Best Practices for Franchisor Cooperative Advertising Funds
If you are a franchisor with a cooperative advertising fund, now is a good time to evaluate how your ad fund is set up and determine whether or not a better option exists.
Marketing and advertising for a concept is funded through contributions by franchised and corporate-owned stores. The bankroll is comprised mainly of ad fees, typically a pre-determined percentage of weekly or monthly restaurant sales. As the franchisor, you are responsible for the administration of the ad funds. It is important to ensure all interested parties, particularly your franchisees, understand what the money is used for, where it is kept, and what reporting requirements exist.
Remember to keep the accounting simple and remain transparent to reduce the risk of litigation. Some best practices for maintaining an ad fund include
- Set up a separate business entity to track all incoming and outgoing activity. We suggest a C corporation (it eliminates the need for K-1s) or an LLC acting as a C corporation.
- Maintain a separate bank account for ad funds contributed by corporate-owned and franchised stores. All contributions and disbursements should flow in and out of this, helping to maintain a good paper trail.
- Be specific on how the ad fund will be funded. Some franchisors may include vendor and supplier rebates or coupon distribution revenue (e.g., Groupon).
- Ensure the Franchise Disclosure Document and franchise agreement describe the funds’ intended use and the types of expenses to be included. We commonly see overhead and administrative expenses, so make certain the documentation states this.
- If the ad fund is part of the franchisor entity, maintain a separate general ledger account sequence for all receipts and disbursements. Detailed account descriptions will help in overall reporting to your franchisees when demonstrating how the funds were spent.
In practice, most franchisors are accounting for the advertising fund on the balance sheet currently; however, this will most likely need to change under the new revenue recognition standard. We will have an upcoming blog discussing the changes to advertising funds under the new revenue recognition standard.
When the franchisor spends what is allocated, the year-end liability is low; however, some franchisors like to keep a cushion. Funds may be saved in case of an incident (e.g., food poisoning, credit card skimming) that may damage the concept’s reputation and require emergency marketing to counteract negative publicity. If you have collected more money than you paid out at year’s end, an advertising fund liability would exist on the balance sheet. Should the reverse happen, an asset would exist that would need to be evaluated for overall recoverability in future periods. Under the balance sheet approach commonly used, there is no impact from the ad fund on the profit and loss (P&L) statement.

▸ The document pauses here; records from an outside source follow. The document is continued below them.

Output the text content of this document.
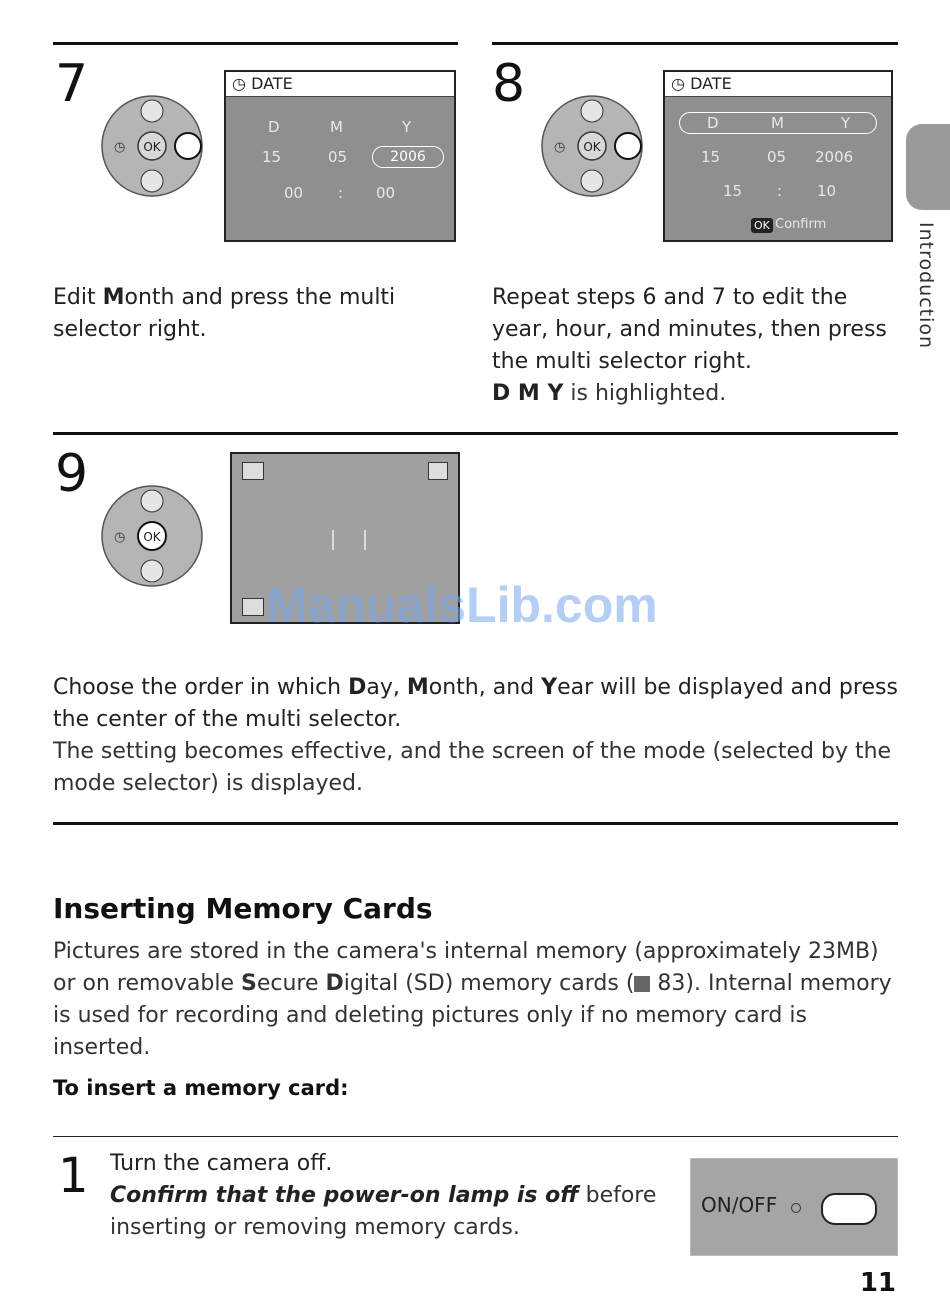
Introduction
7
OK
◷
◷ DATE
D	M	Y
15	05	2006
00 : 00
Edit Month and press the multi selector right.
8
OK
◷
◷ DATE
D	M	Y
15	05 2006
15 : 10
OK Confirm
Repeat steps 6 and 7 to edit the year, hour, and minutes, then press the multi selector right.
D M Y is highlighted.
9
OK
◷
Choose the order in which Day, Month, and Year will be displayed and press the center of the multi selector.
The setting becomes effective, and the screen of the mode (selected by the mode selector) is displayed.
ManualsLib.com
Inserting Memory Cards
Pictures are stored in the camera's internal memory (approximately 23MB) or on removable Secure Digital (SD) memory cards ( 83). Internal memory is used for recording and deleting pictures only if no memory card is inserted.
To insert a memory card:
1 Turn the camera off.
Confirm that the power-on lamp is off before inserting or removing memory cards.
ON/OFF
11
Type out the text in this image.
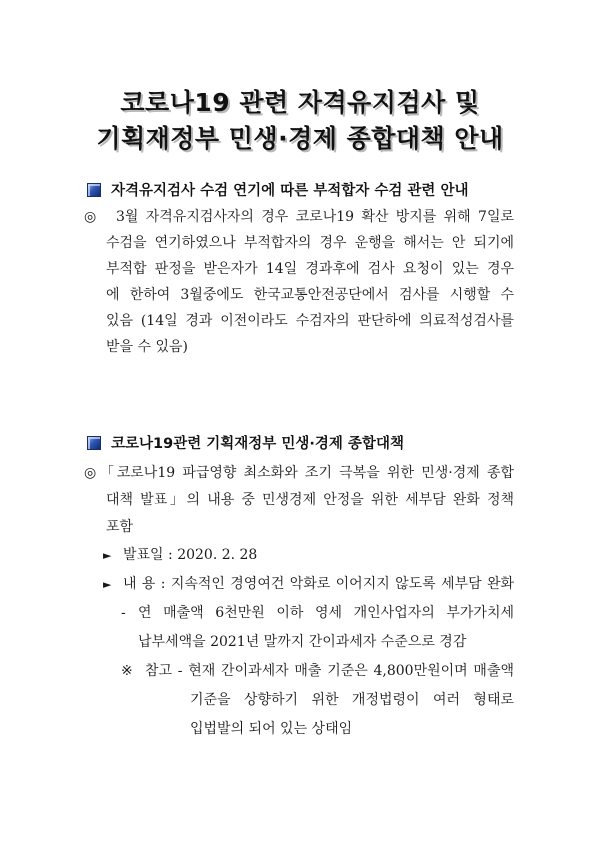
코로나19 관련 자격유지검사 및
기획재정부 민생·경제 종합대책 안내
자격유지검사 수검 연기에 따른 부적합자 수검 관련 안내
◎ 3월 자격유지검사자의 경우 코로나19 확산 방지를 위해 7일로
수검을 연기하였으나 부적합자의 경우 운행을 해서는 안 되기에
부적합 판정을 받은자가 14일 경과후에 검사 요청이 있는 경우
에 한하여 3월중에도 한국교통안전공단에서 검사를 시행할 수
있음 (14일 경과 이전이라도 수검자의 판단하에 의료적성검사를
받을 수 있음)
코로나19관련 기획재정부 민생·경제 종합대책
◎ 「코로나19 파급영향 최소화와 조기 극복을 위한 민생·경제 종합
대책 발표」의 내용 중 민생경제 안정을 위한 세부담 완화 정책
포함
► 발표일 : 2020. 2. 28
► 내 용 : 지속적인 경영여건 악화로 이어지지 않도록 세부담 완화
- 연 매출액 6천만원 이하 영세 개인사업자의 부가가치세
납부세액을 2021년 말까지 간이과세자 수준으로 경감
※ 참고 - 현재 간이과세자 매출 기준은 4,800만원이며 매출액
기준을 상향하기 위한 개정법령이 여러 형태로
입법발의 되어 있는 상태임
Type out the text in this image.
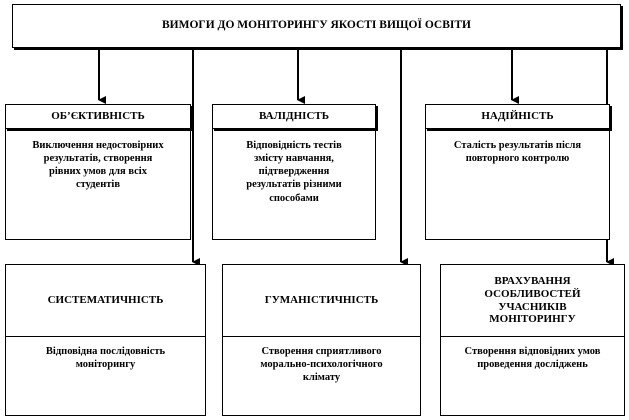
ВИМОГИ ДО МОНІТОРИНГУ ЯКОСТІ ВИЩОЇ ОСВІТИ
ОБ’ЄКТИВНІСТЬ
Виключення недостовірних результатів, створення рівних умов для всіх студентів
ВАЛІДНІСТЬ
Відповідність тестів змісту навчання, підтвердження результатів різними способами
НАДІЙНІСТЬ
Сталість результатів після повторного контролю
СИСТЕМАТИЧНІСТЬ
Відповідна послідовність моніторингу
ГУМАНІСТИЧНІСТЬ
Створення сприятливого морально-психологічного клімату
ВРАХУВАННЯ ОСОБЛИВОСТЕЙ УЧАСНИКІВ МОНІТОРИНГУ
Створення відповідних умов проведення досліджень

For tax purposes, there are differing methods of reporting income and expense for ad funds with separate entities and ones maintained within the franchisor entity. For funds that are maintained separately, there should be no income gain or loss recognized from the ad fund on the tax return. For funds that are maintained internally with the franchisor, the advertising fee income is considered taxable and disbursements are considered deductible expenses. This may result in taxable income or a loss for the company in a particular year. However, the fund will ultimately come to the same point assuming the disbursements equal the contributions.
Take great care when administering a cooperative advertising fund – your relationships with current and future franchisees may depend on it. By following best practices and remaining diligent, you can avoid litigation and other unnecessary risks.